Sycophancy remains the greatest ailment of our political culture. Many of those who now cheer one side or the other do so not out of conviction but out of convenience. Tomorrow they will switch allegiance. True patriotism lies not in defending personalities but in defending principles. A people enslaved by flattery cannot nurture a culture of justice.
The Nigerian elite must learn to submit to the same laws that govern the poor. When big men fence off public land and use connections to shield their interests, they mock the very constitution they swore to uphold. The FCT, as the mirror of national order, must not become a jungle where only the powerful can build.
The lesson for Wike himself is also clear: power is best exercised with calmness. The weight of his office demands more than bravery; it demands statesmanship. To lead is not merely to command, but to persuade — even those who resist your authority.
Equally, the lesson for the armed forces is that professionalism shines brightest in restraint.
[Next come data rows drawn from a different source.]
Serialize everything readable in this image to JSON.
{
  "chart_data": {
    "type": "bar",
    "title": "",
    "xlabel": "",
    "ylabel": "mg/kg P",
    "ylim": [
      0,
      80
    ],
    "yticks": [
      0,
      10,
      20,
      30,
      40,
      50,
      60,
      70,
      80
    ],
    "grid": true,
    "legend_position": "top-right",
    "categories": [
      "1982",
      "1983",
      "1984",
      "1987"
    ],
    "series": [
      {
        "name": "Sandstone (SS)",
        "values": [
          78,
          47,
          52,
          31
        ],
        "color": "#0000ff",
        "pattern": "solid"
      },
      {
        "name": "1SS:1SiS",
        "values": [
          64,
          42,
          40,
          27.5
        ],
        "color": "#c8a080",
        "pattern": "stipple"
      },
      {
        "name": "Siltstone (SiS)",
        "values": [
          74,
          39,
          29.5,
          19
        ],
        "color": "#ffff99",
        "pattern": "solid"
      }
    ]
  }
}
Obedience to illegal orders is not loyalty; it is complicity. The soldier who stands on the side of justice protects both his honour and the dignity of his uniform.
The Presidency, too, must see this episode as a wake-up call to clarify institutional boundaries. If soldiers can be drawn into civil enforcement without authorization, then our democracy remains at risk of subtle militarization. The constitution must speak louder than confusion.
The Nigerian public deserves better than spectacles of ego. We crave leaders who rise above emotion and officers who respect civilian supremacy. Our children must not inherit a nation where authority means shouting matches and intimidation in public glare.
Every democracy matures through such tests. What matters is whether we learn the right lessons. The British once had generals who defied parliament; the Americans once fought over states’ rights; Nigeria, too, must pass through her own growing pains but with humility, not hubris.
If the confrontation has stirred discomfort, then perhaps it has done the nation some good. It forces a conversation long overdue: Who truly owns the state — the citizen or the powerful? Can we build a Nigeria where institutions, not individuals, define our destiny?
As the dust settles, both the FCTA and the military hierarchy must conduct impartial investigations. The truth must be established — not to shame anyone, but to restore order. Where laws were broken, consequences must follow. Where misunderstandings occurred, apologies must be offered.
Let the rule of law triumph over the rule of impulse. Let civility triumph over confrontation. Let governance return to the path of dialogue and procedure.
Nigeria cannot continue to oscillate between civilian bravado and military arrogance. Both impulses spring from the same insecurity — the fear of losing control. True leadership lies in the ability to trust institutions to do their work without coercion.
Those who witnessed the clash saw a drama of two gladiators. One in starched khaki, one in well-cut suit. Both proud, both unyielding. But a nation cannot be built on stubbornness; it must be built on understanding. Power, when it meets power, should produce order, not chaos.
We must resist the temptation to glorify temper. Governance is not warfare; it is stewardship. The citizen watches, the world observes, and history records. How we handle moments like this will define our collective maturity.
The confrontation may have ended without violence, but it left deep questions in the national conscience. When men of authority quarrel in the open, institutions tremble. The people, once again, become spectators in a theatre of misplaced pride.
It is time for all who hold office — civilian or military — to remember that they serve under the same flag. That flag is neither khaki nor political colour; it is green-white-green, and it demands humility.
No victor, no vanquish only a lesson for a nation still learning to govern itself with dignity.